O mesmo  já não acontece com os alunos que nasceram com a surdez, e não têm a noção do som. "O aluno que nasceu surdo  não pode entrar na universidade sem um intérprete, por isso, é que, quando terminam o ensino médio, ficam em casa, sem fazer nada”, lamentou.


Satisfação dos alunos

A reportagem do Jornal de Angola  ouviu alguns depoimentos de alunos que frequentam o Complexo Escolar Mártires do Uganda (CEMU). José Vidal  tem 18 anos e não tem problemas auditivos. É um aluno normal. Disse que a sua relação com os colegas surdos tem sido de paz e de amor.

"Quando entrei nesta instituição, nunca imaginava encontrar na turma colegas com necessidades educativas especiais. A implementação do ensino inclusivo  tornou-nos como uma só pessoa. Já estou acostumado, até porque, os professores têm ajudado a compreender a linguagem gestual na sala de aulas”, disse.

José Vidal  disse que o processo de aprendizagem tem sido acompanhado por intérpretes, professores e colegas que dominam a linguagem gestual. "Os nossos colegas surdos, mesmo com debilidades de audição, têm tido aproveitamento salutar”, disse, referindo que, no Mártires do Uganda não existe preconceito com os alunos surdos.

 "Aqui, todos somos iguais, independentemente das debilidades auditivas que possuem e temos aprendido muito com eles”, afirmou. Maria João, 23 anos, é surda. Reside no bairro do Benfica, com a tia. Na conversa gestual e com o apoio de um intérprete, disse que não tem tido dificuldades em conversar com os colegas normais ou ouvintes.

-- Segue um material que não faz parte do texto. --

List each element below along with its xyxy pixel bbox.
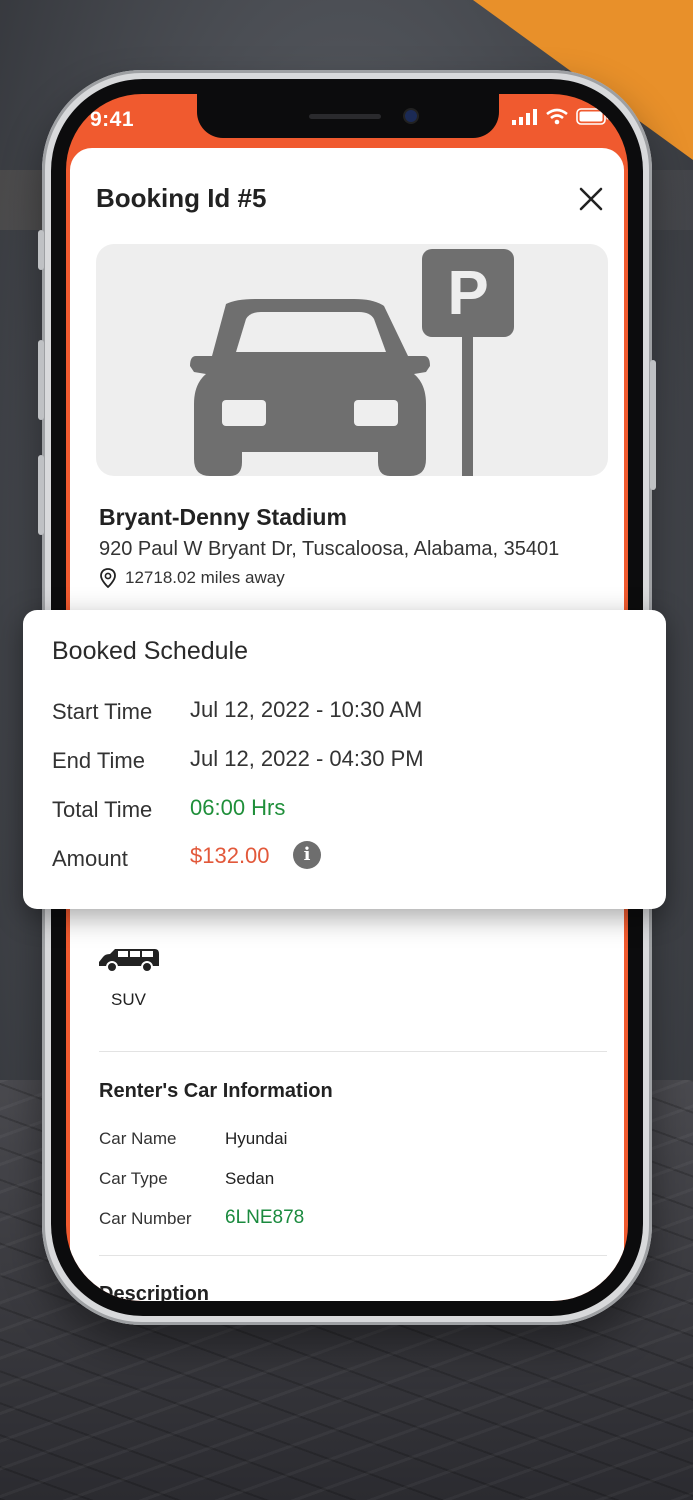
start-time-value: Jul 12, 2022 - 10:30 AM: [190, 697, 423, 722]
notch: [197, 94, 499, 138]
page-title: Booking Id #5: [96, 183, 267, 213]
place-address: 920 Paul W Bryant Dr, Tuscaloosa, Alabam…: [99, 538, 560, 560]
divider: [99, 1255, 607, 1256]
amount-value: $132.00: [190, 843, 270, 868]
signal-icon: [512, 108, 537, 125]
side-button: [38, 340, 44, 420]
side-button: [38, 455, 44, 535]
car-parking-illustration: P: [190, 249, 514, 476]
location-pin-icon: [100, 568, 116, 588]
schedule-title: Booked Schedule: [52, 637, 248, 665]
wifi-icon: [546, 108, 568, 125]
status-time: 9:41: [90, 108, 135, 131]
info-icon[interactable]: i: [293, 841, 321, 869]
side-button: [38, 230, 44, 270]
car-type-value: Sedan: [225, 1169, 275, 1188]
speaker: [309, 114, 381, 119]
car-name-value: Hyundai: [225, 1129, 288, 1148]
amount-label: Amount: [52, 846, 128, 871]
booked-schedule-card: Booked Schedule Start Time Jul 12, 2022 …: [23, 610, 666, 909]
place-name: Bryant-Denny Stadium: [99, 504, 347, 530]
distance: 12718.02 miles away: [99, 568, 285, 588]
total-time-value: 06:00 Hrs: [190, 795, 286, 820]
camera: [405, 110, 417, 122]
end-time-label: End Time: [52, 748, 145, 773]
battery-icon: [576, 108, 609, 125]
parking-illustration: P: [96, 244, 608, 476]
side-button: [650, 360, 656, 490]
distance-text: 12718.02 miles away: [125, 568, 285, 587]
close-icon[interactable]: [578, 186, 604, 212]
car-number-value: 6LNE878: [225, 1207, 305, 1228]
car-name-label: Car Name: [99, 1129, 177, 1148]
suv-icon: [99, 949, 159, 973]
car-number-label: Car Number: [99, 1209, 192, 1228]
description-title: Description: [99, 1283, 210, 1301]
vehicle-type-label: SUV: [111, 990, 146, 1009]
divider: [99, 1051, 607, 1052]
renter-car-section-title: Renter's Car Information: [99, 1080, 333, 1102]
end-time-value: Jul 12, 2022 - 04:30 PM: [190, 746, 424, 771]
status-icons: [512, 108, 610, 125]
total-time-label: Total Time: [52, 797, 153, 822]
svg-text:P: P: [447, 259, 488, 328]
start-time-label: Start Time: [52, 699, 153, 724]
car-type-label: Car Type: [99, 1169, 168, 1188]
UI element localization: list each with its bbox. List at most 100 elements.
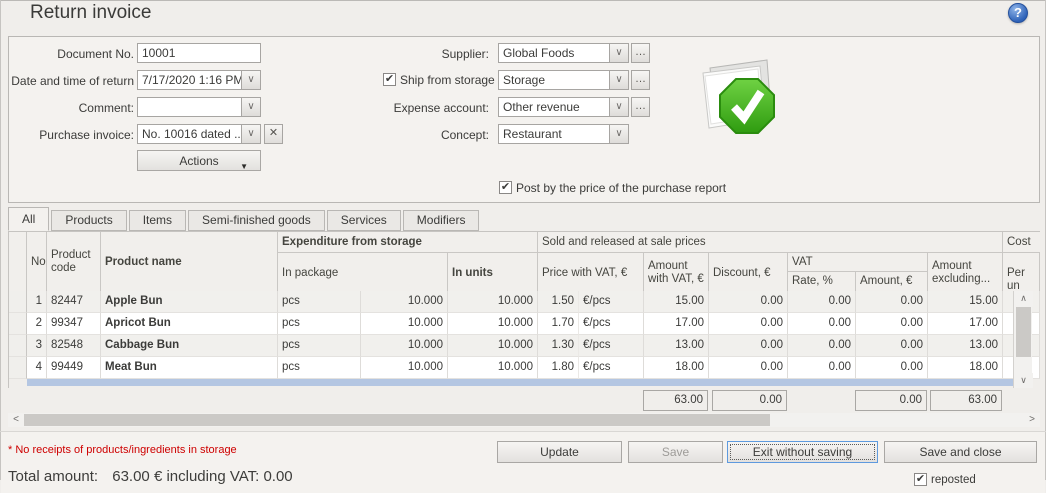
cell-amount-excluding[interactable]: 15.00 xyxy=(928,291,1003,313)
cell-code[interactable]: 82548 xyxy=(47,335,101,357)
scroll-up-icon[interactable]: ∧ xyxy=(1014,291,1033,306)
cell-amount-with-vat[interactable]: 13.00 xyxy=(644,335,709,357)
cell-package-qty[interactable]: 10.000 xyxy=(361,357,448,379)
document-no-input[interactable]: 10001 xyxy=(137,43,261,63)
cell-units[interactable]: 10.000 xyxy=(448,313,538,335)
supplier-combobox[interactable]: Global Foods ∨ xyxy=(498,43,629,63)
cell-vat-rate[interactable]: 0.00 xyxy=(788,291,856,313)
cell-discount[interactable]: 0.00 xyxy=(709,291,788,313)
cell-name[interactable]: Apricot Bun xyxy=(101,313,278,335)
cell-price[interactable]: 1.50 xyxy=(538,291,579,313)
cell-units[interactable]: 10.000 xyxy=(448,335,538,357)
cell-package-qty[interactable]: 10.000 xyxy=(361,313,448,335)
cell-discount[interactable]: 0.00 xyxy=(709,335,788,357)
chevron-down-icon[interactable]: ∨ xyxy=(609,71,628,89)
expense-account-combobox[interactable]: Other revenue ∨ xyxy=(498,97,629,117)
supplier-value[interactable]: Global Foods xyxy=(499,44,609,62)
cell-vat-rate[interactable]: 0.00 xyxy=(788,357,856,379)
chevron-down-icon[interactable]: ∨ xyxy=(241,98,260,116)
cell-vat-rate[interactable]: 0.00 xyxy=(788,335,856,357)
concept-value[interactable]: Restaurant xyxy=(499,125,609,143)
col-discount[interactable]: Discount, € xyxy=(709,253,788,291)
cell-name[interactable]: Meat Bun xyxy=(101,357,278,379)
ship-from-storage-checkbox[interactable]: ✔ xyxy=(383,73,396,86)
reposted-checkbox[interactable]: ✔ xyxy=(914,473,927,486)
cell-price-unit[interactable]: €/pcs xyxy=(579,313,644,335)
col-amount-with-vat[interactable]: Amount with VAT, € xyxy=(644,253,709,291)
cell-package-unit[interactable]: pcs xyxy=(278,313,361,335)
cell-amount-excluding[interactable]: 13.00 xyxy=(928,335,1003,357)
scroll-left-icon[interactable]: < xyxy=(8,413,24,427)
col-product-name[interactable]: Product name xyxy=(101,232,278,291)
update-button[interactable]: Update xyxy=(497,441,622,463)
post-by-price-checkbox[interactable]: ✔ xyxy=(499,181,512,194)
cell-price[interactable]: 1.30 xyxy=(538,335,579,357)
col-product-code[interactable]: Product code xyxy=(47,232,101,291)
chevron-down-icon[interactable]: ∨ xyxy=(609,44,628,62)
scroll-right-icon[interactable]: > xyxy=(1024,413,1040,427)
cell-package-unit[interactable]: pcs xyxy=(278,291,361,313)
cell-amount-with-vat[interactable]: 17.00 xyxy=(644,313,709,335)
tab-modifiers[interactable]: Modifiers xyxy=(403,210,480,231)
comment-combobox[interactable]: ∨ xyxy=(137,97,261,117)
cell-price-unit[interactable]: €/pcs xyxy=(579,291,644,313)
chevron-down-icon[interactable]: ∨ xyxy=(609,125,628,143)
cell-name[interactable]: Apple Bun xyxy=(101,291,278,313)
col-price-with-vat[interactable]: Price with VAT, € xyxy=(538,253,644,291)
cell-price[interactable]: 1.70 xyxy=(538,313,579,335)
chevron-down-icon[interactable]: ∨ xyxy=(241,71,260,89)
col-amount-excluding[interactable]: Amount excluding... xyxy=(928,253,1003,291)
col-vat-rate[interactable]: Rate, % xyxy=(788,272,856,291)
expense-account-browse-button[interactable]: … xyxy=(631,97,650,117)
chevron-down-icon[interactable]: ∨ xyxy=(609,98,628,116)
tab-items[interactable]: Items xyxy=(129,210,186,231)
storage-value[interactable]: Storage xyxy=(499,71,609,89)
scroll-down-icon[interactable]: ∨ xyxy=(1014,373,1033,388)
cell-code[interactable]: 82447 xyxy=(47,291,101,313)
purchase-invoice-clear-button[interactable]: ✕ xyxy=(264,124,283,144)
col-in-package[interactable]: In package xyxy=(278,253,448,291)
cell-discount[interactable]: 0.00 xyxy=(709,357,788,379)
cell-amount-with-vat[interactable]: 18.00 xyxy=(644,357,709,379)
save-and-close-button[interactable]: Save and close xyxy=(884,441,1037,463)
vertical-scrollbar[interactable]: ∧ ∨ xyxy=(1013,291,1032,388)
cell-price-unit[interactable]: €/pcs xyxy=(579,335,644,357)
tab-services[interactable]: Services xyxy=(327,210,401,231)
tab-products[interactable]: Products xyxy=(51,210,126,231)
tab-all[interactable]: All xyxy=(8,207,49,231)
cell-package-unit[interactable]: pcs xyxy=(278,335,361,357)
exit-without-saving-button[interactable]: Exit without saving xyxy=(727,441,878,463)
concept-combobox[interactable]: Restaurant ∨ xyxy=(498,124,629,144)
cell-amount-with-vat[interactable]: 15.00 xyxy=(644,291,709,313)
purchase-invoice-value[interactable]: No. 10016 dated ... xyxy=(138,125,241,143)
cell-package-qty[interactable]: 10.000 xyxy=(361,335,448,357)
expense-account-value[interactable]: Other revenue xyxy=(499,98,609,116)
table-row[interactable]: 3 82548 Cabbage Bun pcs 10.000 10.000 1.… xyxy=(9,335,1040,357)
chevron-down-icon[interactable]: ∨ xyxy=(241,125,260,143)
cell-code[interactable]: 99449 xyxy=(47,357,101,379)
cell-vat-amount[interactable]: 0.00 xyxy=(856,335,928,357)
cell-name[interactable]: Cabbage Bun xyxy=(101,335,278,357)
storage-browse-button[interactable]: … xyxy=(631,70,650,90)
cell-price-unit[interactable]: €/pcs xyxy=(579,357,644,379)
table-row[interactable]: 2 99347 Apricot Bun pcs 10.000 10.000 1.… xyxy=(9,313,1040,335)
cell-package-unit[interactable]: pcs xyxy=(278,357,361,379)
storage-combobox[interactable]: Storage ∨ xyxy=(498,70,629,90)
cell-vat-amount[interactable]: 0.00 xyxy=(856,357,928,379)
comment-value[interactable] xyxy=(138,98,241,116)
return-datetime-combobox[interactable]: 7/17/2020 1:16 PM ∨ xyxy=(137,70,261,90)
cell-code[interactable]: 99347 xyxy=(47,313,101,335)
supplier-browse-button[interactable]: … xyxy=(631,43,650,63)
cell-discount[interactable]: 0.00 xyxy=(709,313,788,335)
cell-vat-amount[interactable]: 0.00 xyxy=(856,313,928,335)
purchase-invoice-combobox[interactable]: No. 10016 dated ... ∨ xyxy=(137,124,261,144)
cell-amount-excluding[interactable]: 18.00 xyxy=(928,357,1003,379)
actions-button[interactable]: Actions ▼ xyxy=(137,150,261,171)
new-row-marker[interactable] xyxy=(27,379,1013,386)
help-icon[interactable]: ? xyxy=(1008,3,1028,23)
horizontal-scrollbar[interactable]: < > xyxy=(8,413,1040,427)
table-row[interactable]: 4 99449 Meat Bun pcs 10.000 10.000 1.80 … xyxy=(9,357,1040,379)
scrollbar-thumb[interactable] xyxy=(1016,307,1031,357)
cell-vat-rate[interactable]: 0.00 xyxy=(788,313,856,335)
cell-package-qty[interactable]: 10.000 xyxy=(361,291,448,313)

"Todos somos uma família. Aqui, não existe preconceito no seio dos alunos . Gosto de estudar aqui e quero continuar a estudar informática, até ingressar na universidade”, disse. Anderson, 21 anos, vive no bairro Camama II. Ingressou no Complexo Escolar Mártires do Uganda, desde tenra idade, e hoje está a frequentar a 8ª classe, numa turma inclusiva.

"A escola é excelente, e espero que a mesma continue a crescer em termos de infra-estruturas e profissional”, referiu. O Complexo Escolar Mártires do Uganda tem a capacidade de albergar 1. 200 alunos, com um total de 22 salas de aulas.